10年くらい、この考えで、わたしもきました。作品の本質は、どこか……天上だったり、人知を越えたとこにあるんじゃないか、と。

 

ですが、先ほどから言ってる「自分の読みときに基づいた、自分なりの解釈でもって、自分のQOLを高めることのほうが大事」

という観点からだと、急にアリストテレス哲学(実際的哲学)が面白く思えてきたのです。というか、これ、非常に自分にフィットするな、と。

ようするに、

イデア=「本当の美」、の存在はどこにあるか、よりも、

自分が感じた感動や読みとき、から自分onlyの、引き出した哲学のほうが大事だ、と。

 

つまりイデアというのは、ひたすら客観的なもので、遠くにあるものなんですが、

アリストテレスの立場を(自分なりに)とると、「俺解釈で、俺は幸せになる。それで文句あっか?」という、すげえ傲慢な理屈に繋がります。

客観的な美よりも、主観的な美。主観的な真理。主観的な喜び。

 

すげえ傲慢です。

でも、自分は、これをとります。

なぜなら……

自分の人生だから、

です。

 

わたしは、わたしが幸せになるために生まれました。それ以外の目的は、知ったことではありません。

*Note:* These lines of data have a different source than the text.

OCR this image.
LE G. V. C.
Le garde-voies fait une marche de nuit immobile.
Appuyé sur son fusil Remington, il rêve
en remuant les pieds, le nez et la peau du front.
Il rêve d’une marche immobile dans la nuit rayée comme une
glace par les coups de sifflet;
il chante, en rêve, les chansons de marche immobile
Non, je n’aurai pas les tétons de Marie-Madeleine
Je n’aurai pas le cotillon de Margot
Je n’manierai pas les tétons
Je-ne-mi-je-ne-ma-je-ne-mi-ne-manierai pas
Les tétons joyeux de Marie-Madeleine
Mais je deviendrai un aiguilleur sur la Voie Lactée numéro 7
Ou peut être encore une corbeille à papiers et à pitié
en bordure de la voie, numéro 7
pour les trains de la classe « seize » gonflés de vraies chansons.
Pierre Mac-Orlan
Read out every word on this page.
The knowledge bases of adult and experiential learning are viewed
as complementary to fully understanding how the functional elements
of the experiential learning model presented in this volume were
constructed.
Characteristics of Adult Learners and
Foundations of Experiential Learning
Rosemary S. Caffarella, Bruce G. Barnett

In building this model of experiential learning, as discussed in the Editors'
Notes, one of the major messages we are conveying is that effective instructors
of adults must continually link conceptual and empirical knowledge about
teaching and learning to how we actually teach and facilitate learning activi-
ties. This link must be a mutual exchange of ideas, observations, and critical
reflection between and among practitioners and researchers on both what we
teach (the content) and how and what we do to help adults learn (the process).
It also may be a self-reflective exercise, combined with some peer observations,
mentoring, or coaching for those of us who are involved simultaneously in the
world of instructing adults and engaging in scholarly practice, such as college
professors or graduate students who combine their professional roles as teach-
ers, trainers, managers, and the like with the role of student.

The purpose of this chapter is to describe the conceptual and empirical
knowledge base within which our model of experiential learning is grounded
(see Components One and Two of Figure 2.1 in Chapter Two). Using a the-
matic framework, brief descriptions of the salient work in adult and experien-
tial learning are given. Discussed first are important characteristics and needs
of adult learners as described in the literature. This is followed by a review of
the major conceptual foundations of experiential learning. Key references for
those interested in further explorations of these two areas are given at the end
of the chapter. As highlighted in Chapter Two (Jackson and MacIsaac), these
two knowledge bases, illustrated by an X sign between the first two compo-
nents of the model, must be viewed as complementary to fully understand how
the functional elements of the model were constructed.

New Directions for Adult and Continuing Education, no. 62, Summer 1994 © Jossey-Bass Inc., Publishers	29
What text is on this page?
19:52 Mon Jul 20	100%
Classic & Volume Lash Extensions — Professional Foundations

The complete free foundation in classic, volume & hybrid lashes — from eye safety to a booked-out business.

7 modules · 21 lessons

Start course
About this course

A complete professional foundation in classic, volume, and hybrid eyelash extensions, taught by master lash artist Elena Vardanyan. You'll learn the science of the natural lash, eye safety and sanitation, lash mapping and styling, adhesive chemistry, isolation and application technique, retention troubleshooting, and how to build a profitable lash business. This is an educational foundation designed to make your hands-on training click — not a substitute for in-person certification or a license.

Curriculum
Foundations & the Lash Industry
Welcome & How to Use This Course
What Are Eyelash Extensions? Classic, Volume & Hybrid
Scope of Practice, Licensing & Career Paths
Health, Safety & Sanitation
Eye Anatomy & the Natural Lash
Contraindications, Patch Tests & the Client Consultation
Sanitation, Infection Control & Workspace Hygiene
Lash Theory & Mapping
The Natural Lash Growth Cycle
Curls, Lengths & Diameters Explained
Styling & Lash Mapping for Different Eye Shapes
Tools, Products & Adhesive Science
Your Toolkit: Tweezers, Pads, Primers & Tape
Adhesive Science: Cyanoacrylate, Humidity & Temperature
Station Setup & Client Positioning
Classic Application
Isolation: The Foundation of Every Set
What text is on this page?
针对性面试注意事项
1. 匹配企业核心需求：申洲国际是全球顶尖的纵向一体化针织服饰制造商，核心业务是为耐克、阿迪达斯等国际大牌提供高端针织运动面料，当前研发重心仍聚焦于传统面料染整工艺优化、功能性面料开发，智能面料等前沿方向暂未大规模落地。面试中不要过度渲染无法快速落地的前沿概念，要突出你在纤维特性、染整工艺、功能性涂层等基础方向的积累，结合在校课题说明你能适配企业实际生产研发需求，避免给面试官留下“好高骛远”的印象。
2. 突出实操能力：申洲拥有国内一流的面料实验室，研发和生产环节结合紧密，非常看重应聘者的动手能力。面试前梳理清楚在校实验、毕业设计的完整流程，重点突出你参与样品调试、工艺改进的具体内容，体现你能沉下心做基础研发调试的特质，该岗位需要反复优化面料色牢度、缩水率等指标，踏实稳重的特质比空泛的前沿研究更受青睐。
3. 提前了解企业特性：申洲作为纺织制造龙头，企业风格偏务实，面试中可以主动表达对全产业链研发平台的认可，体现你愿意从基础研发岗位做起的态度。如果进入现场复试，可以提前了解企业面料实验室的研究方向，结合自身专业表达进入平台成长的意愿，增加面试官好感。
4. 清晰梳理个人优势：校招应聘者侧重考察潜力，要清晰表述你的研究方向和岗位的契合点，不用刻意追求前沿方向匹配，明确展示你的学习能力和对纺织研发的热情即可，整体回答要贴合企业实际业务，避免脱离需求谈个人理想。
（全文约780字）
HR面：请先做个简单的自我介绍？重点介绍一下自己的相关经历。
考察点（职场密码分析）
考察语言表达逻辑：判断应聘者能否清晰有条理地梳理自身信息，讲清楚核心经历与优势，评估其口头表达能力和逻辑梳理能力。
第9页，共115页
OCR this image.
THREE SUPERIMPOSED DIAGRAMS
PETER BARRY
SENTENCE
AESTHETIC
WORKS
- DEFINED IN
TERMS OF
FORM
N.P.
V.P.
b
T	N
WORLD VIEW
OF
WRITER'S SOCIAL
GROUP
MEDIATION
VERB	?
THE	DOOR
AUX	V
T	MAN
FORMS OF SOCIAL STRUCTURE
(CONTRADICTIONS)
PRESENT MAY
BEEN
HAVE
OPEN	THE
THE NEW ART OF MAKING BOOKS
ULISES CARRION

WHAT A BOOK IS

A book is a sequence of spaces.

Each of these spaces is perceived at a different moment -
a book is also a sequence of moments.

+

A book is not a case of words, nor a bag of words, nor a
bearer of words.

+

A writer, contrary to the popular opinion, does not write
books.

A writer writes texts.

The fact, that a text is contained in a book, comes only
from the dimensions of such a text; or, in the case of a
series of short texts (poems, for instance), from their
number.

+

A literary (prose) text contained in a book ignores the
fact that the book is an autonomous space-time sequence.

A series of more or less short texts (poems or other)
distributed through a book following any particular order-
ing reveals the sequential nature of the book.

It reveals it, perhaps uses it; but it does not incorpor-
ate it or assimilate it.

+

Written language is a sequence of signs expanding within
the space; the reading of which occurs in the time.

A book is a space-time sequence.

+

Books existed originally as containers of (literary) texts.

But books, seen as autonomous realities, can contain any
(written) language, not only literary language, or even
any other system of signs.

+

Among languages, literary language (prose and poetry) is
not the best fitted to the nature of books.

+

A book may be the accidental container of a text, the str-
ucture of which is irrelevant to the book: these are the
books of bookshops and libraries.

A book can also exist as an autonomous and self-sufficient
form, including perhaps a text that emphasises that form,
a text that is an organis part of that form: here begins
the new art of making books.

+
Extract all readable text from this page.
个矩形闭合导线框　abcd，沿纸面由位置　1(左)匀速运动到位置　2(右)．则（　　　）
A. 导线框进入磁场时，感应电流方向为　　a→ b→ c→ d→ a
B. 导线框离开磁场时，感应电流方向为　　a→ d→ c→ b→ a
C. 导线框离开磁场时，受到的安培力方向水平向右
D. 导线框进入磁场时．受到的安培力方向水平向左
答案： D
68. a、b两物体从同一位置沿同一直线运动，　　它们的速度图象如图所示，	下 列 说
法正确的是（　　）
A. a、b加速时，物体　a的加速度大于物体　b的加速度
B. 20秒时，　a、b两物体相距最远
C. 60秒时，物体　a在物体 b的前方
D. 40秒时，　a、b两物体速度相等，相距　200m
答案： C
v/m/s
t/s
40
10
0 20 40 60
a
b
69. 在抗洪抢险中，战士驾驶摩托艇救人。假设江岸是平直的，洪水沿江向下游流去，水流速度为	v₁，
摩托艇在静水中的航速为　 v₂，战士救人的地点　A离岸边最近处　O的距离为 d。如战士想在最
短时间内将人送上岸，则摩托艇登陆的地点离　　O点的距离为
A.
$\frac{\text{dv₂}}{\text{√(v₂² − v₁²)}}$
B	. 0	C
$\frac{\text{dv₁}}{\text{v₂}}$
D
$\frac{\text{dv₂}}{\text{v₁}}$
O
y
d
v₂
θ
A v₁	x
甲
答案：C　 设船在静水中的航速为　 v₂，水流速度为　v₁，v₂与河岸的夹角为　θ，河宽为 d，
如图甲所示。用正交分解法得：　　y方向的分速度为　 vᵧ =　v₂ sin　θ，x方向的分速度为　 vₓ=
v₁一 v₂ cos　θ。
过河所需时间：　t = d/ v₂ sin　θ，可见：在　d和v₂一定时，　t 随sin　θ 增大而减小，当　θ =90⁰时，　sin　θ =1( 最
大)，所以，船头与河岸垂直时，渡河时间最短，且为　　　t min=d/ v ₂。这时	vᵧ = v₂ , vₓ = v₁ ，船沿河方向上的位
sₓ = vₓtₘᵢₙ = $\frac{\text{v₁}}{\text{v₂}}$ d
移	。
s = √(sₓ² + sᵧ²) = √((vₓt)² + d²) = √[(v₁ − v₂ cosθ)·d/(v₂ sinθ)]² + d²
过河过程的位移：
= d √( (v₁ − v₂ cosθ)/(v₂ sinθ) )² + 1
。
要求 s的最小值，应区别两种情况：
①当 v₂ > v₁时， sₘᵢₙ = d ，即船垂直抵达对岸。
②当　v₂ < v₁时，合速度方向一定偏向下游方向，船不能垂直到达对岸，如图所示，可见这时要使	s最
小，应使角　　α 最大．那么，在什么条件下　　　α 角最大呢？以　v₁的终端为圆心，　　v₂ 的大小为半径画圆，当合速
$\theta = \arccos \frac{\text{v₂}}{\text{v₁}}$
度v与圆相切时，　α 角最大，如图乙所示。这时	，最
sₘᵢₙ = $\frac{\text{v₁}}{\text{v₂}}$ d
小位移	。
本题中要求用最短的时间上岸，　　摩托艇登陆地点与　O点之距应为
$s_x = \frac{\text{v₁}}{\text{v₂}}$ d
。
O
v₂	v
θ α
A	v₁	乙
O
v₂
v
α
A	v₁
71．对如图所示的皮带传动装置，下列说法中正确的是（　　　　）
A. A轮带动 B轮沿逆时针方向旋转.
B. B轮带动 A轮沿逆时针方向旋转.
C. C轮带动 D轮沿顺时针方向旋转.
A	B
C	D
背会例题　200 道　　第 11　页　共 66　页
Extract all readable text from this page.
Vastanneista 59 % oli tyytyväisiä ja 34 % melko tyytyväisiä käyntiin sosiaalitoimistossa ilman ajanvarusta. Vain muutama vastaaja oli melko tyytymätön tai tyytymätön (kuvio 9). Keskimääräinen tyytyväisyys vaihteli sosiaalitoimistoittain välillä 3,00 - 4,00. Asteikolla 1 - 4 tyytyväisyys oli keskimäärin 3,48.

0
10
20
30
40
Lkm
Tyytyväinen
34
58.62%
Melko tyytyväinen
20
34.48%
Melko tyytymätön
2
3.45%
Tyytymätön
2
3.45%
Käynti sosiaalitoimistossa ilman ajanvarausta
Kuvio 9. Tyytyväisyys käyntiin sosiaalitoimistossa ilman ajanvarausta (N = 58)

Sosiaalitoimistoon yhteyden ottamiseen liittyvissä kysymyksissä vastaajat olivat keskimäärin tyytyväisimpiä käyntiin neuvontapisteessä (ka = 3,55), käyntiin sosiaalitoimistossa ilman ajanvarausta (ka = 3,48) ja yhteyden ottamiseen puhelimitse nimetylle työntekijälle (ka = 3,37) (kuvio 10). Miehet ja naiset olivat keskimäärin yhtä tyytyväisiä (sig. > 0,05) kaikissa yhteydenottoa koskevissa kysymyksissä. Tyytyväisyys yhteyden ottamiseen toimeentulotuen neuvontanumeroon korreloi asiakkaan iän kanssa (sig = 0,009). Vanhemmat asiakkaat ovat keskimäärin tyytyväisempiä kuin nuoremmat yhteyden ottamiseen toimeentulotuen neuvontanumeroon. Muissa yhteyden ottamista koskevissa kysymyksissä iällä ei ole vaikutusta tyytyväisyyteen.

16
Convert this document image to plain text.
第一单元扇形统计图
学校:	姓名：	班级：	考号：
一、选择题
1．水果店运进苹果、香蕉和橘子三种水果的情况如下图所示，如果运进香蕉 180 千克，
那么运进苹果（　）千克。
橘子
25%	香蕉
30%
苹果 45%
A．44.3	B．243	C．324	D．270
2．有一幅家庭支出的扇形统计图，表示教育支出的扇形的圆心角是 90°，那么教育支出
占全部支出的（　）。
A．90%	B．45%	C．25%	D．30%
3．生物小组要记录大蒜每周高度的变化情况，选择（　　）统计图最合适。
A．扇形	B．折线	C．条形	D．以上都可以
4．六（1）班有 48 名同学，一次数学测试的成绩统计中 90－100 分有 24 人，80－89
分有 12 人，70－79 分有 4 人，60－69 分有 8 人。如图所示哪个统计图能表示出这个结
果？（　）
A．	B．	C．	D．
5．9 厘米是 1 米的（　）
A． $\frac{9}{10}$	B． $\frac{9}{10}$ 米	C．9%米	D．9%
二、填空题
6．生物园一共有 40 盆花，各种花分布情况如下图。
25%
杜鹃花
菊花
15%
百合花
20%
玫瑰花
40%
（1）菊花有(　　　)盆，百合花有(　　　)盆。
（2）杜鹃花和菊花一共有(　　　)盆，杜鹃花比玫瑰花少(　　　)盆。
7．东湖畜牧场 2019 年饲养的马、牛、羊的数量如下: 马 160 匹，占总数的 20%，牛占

例えば、奉仕のために生きよ、という考えもあるでしょう。でもわたしからしたら、それは当人にとって奉仕が「快」であれば、それ充分にやるがよろし、みたいな考えを持ちます。

自分は……死ぬことが100パーな人間です。人間の致死率は100パーです。

いずれ死にます。

だったら、自分の人生、後悔したくない。

最近、持病がひどくて、今現在すらロクに認識できてない状況ですが(最初にいった、記憶喪失の進行)、それでも、死ぬとき、

「誰かに強制された、【いわゆる喜び】【いわゆる真理】【常識】」

で人生を終えるよりも、

「自分で選択しした【自分の喜び】【自分の哲学によって生きたという実感】」

を得たいのです。

とにかく、自分の人生のQOLをあげること。だって、死ぬんですから。

 

人生に、物語を、エロゲを、音楽を活かす、というのは、そういうことです。

だから、わたしは、ブログを書くのです。

要するに、ひょっとしたら、わたしは、わたしの哲学/思想をやりたいのかもですね。レビューで客観的な評価するよりも。読みときによって、自分の人生を考えて、活かしたい。

 

 

長々とした文章でした。お読みいただいて、ありがとうございました。